In the case, Eaton Corp. v. Commissioner, T.C. Memo 2017-147 (July 26, 2017), the IRS cancelled two APAs covering Eaton’s intercompany transactions because Eaton had not complied with the terms of Rev. Proc. 96-53 and Rev. Proc. 2004-40.
The IRS argued that the cancellations were justified because Eaton did not comply with the APAs’ terms and conditions in good faith and because Eaton failed to satisfy the APA’s annual reporting requirements.
After cancelling the two APAs, the IRS made transfer pricing adjustments with respect to Eaton’s intercompany transactions to reflect an arm’s length result.

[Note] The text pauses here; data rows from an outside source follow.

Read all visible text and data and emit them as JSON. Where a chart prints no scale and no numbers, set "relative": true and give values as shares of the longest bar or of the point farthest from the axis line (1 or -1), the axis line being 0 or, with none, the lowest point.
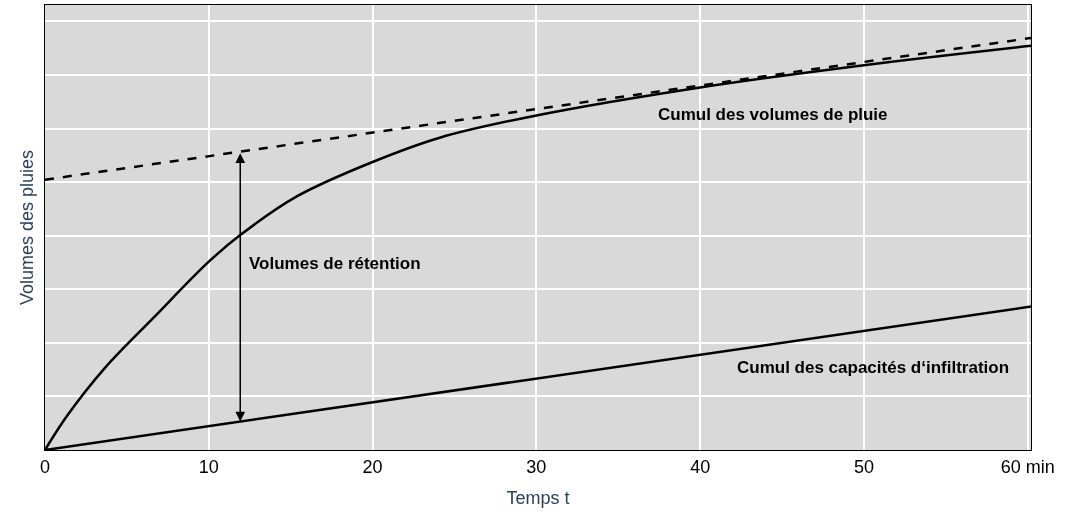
{
  "chart_data": {
    "type": "line",
    "relative": true,
    "xlabel": "Temps t",
    "ylabel": "Volumes des pluies",
    "xlim": [
      0,
      60.2
    ],
    "xticks": [
      0,
      10,
      20,
      30,
      40,
      50,
      {
        "value": 60,
        "label": "60 min"
      }
    ],
    "grid": true,
    "line_style": "solid",
    "marker": "none",
    "series": [
      {
        "name": "Cumul des volumes de pluie",
        "color": "#000000",
        "x": [
          0,
          1.35,
          3.7,
          6.6,
          10,
          11.9,
          15.4,
          20,
          24.1,
          30,
          40,
          50,
          60.2
        ],
        "values": [
          0,
          0.083,
          0.201,
          0.32,
          0.457,
          0.521,
          0.616,
          0.699,
          0.758,
          0.812,
          0.88,
          0.934,
          0.981
        ]
      },
      {
        "name": "Cumul des capacités d‘infiltration",
        "color": "#000000",
        "x": [
          0,
          60.2
        ],
        "values": [
          0,
          0.348
        ]
      },
      {
        "color": "#000000",
        "line_style": "dashed",
        "x": [
          0,
          60.2
        ],
        "values": [
          0.656,
          1.0
        ]
      }
    ],
    "annotations": [
      "Volumes de rétention"
    ]
  }
}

The Tax Court, in a decision filed July 26, disagreed with the IRS’s action, calling it arbitrary and unreasonable. The Court said that though the taxpayer made some errors related to the APAs, these were not material within the meaning of the governing revenue rulings.
The Court also noted the IRS had opportunities to not renew the APAs or enter into the second APA if it disagreed with the transfer pricing methods agreed to in the APAs.
In the decision, the Court also concluded that Eaton did not transfer intangibles subject to 367(d). The Court also ruled that Eaton was entitled to a section 167(a) deduction for certain bonus payments because they were employee compensation.